Last Sept. 14, the multi-signature signatories behind SushiSwap – a controversial Uniswap fork that has become one of the largest Ethereum coins and apps in two weeks of its launch has repurchased around $14 million worth of SUSHI.
As reported, what occurred was that the pseudonymous co-founder of the project sold a share of the developer funds, then in SUSHI, for ETH, and then took off with the money. He has returned after that, claiming that the decision made was a blunder.
When the situation has calmed, the multi-signature signatories, who were established to ensure that the funds could not be misappropriated again, then decided, together with the community, to spend the Ethereum that was returned to them on buying back Sushi.
A little mishap took place after the buyback of SUSHI went well.
To transact Ethereum, $188,000 was spent
Late on Sept. 14, users have noticed a weird transaction popped up on the Ethereum blockchain: someone had paid 500 ETH – amounting around $188,000 – to send 37,500 ETH from a wallet to another. 37,500 ETH is just around the sum that the pseudonymous co-founder of SushiSwap has returned after his “exit scam.”
The “normal” cost of sending Ethereum from address to address comes close to $2; it means this user has overpaid 9,400,000%.
The analysts quickly pointed out that this was a wallet connected to SushiSwap; it was previously holding the SUSHI that was repurchased on-chain.
The CEO of FTX and a multi-sig signatory of SushiSwap, it was he who made a mistake.
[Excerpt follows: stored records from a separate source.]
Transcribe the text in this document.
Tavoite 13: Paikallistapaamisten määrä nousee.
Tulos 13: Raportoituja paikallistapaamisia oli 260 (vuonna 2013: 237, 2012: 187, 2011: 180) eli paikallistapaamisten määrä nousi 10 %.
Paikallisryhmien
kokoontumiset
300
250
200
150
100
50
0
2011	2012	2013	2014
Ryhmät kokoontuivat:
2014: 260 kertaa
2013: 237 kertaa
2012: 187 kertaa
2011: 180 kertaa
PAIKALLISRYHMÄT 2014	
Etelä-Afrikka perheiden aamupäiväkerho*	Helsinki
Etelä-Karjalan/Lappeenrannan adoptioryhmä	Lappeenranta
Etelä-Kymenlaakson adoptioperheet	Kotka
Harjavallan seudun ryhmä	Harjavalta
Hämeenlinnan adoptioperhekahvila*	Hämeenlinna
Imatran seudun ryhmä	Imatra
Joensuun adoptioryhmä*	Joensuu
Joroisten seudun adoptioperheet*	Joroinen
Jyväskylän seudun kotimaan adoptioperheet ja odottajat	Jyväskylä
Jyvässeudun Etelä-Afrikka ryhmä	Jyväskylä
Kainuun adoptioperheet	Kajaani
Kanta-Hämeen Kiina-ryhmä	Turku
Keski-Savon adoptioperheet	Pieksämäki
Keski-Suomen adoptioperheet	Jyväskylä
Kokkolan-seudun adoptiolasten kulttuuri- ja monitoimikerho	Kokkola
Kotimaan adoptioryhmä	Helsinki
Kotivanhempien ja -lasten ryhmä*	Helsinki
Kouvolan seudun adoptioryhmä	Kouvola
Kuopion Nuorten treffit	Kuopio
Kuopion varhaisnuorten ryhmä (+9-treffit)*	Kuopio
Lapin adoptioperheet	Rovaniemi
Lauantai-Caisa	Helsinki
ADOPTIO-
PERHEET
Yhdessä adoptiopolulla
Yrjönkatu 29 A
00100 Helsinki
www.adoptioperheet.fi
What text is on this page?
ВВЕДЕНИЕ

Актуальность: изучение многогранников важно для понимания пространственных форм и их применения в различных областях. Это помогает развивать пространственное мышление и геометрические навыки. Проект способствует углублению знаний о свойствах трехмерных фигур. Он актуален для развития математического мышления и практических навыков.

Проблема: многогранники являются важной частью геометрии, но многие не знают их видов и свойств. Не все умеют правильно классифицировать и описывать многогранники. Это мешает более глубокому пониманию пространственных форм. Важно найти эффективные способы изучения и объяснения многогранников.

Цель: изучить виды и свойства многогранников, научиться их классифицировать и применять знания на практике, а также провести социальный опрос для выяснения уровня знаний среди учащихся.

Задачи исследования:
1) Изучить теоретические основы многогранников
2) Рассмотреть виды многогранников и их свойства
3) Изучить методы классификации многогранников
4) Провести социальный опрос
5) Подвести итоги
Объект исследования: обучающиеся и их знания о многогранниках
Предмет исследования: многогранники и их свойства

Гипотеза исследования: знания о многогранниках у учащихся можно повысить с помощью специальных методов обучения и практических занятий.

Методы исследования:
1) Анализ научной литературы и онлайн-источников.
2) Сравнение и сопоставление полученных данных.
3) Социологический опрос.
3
He added that “these are my own funds” and accidentally paid that fee “out of pocket, not the treasury.”
Though Bankman-Fried did pay the $188,000 fee out from his pocket, it may not be gone forever.
A precedent of users is paying obscenely high transaction fees that get their funds returned by mining pools.
Earlier in June, a user has sent a series of transactions where the transaction fee was in spare of $2 million. Analysts like the associate professor of computer science at Cornell University, Emin Gün Sirer, suggested that this was a specific bug – and a luxurious bug at that.
Ethermine and Sparkpool mined the blocks relating to the transactions promised to return the funds to the user if they were communicated.
Remarkably, Ethermine processed the block that the SushiSwap-related transaction was in. It means that if highlighted, the funds could be repaid to SBF.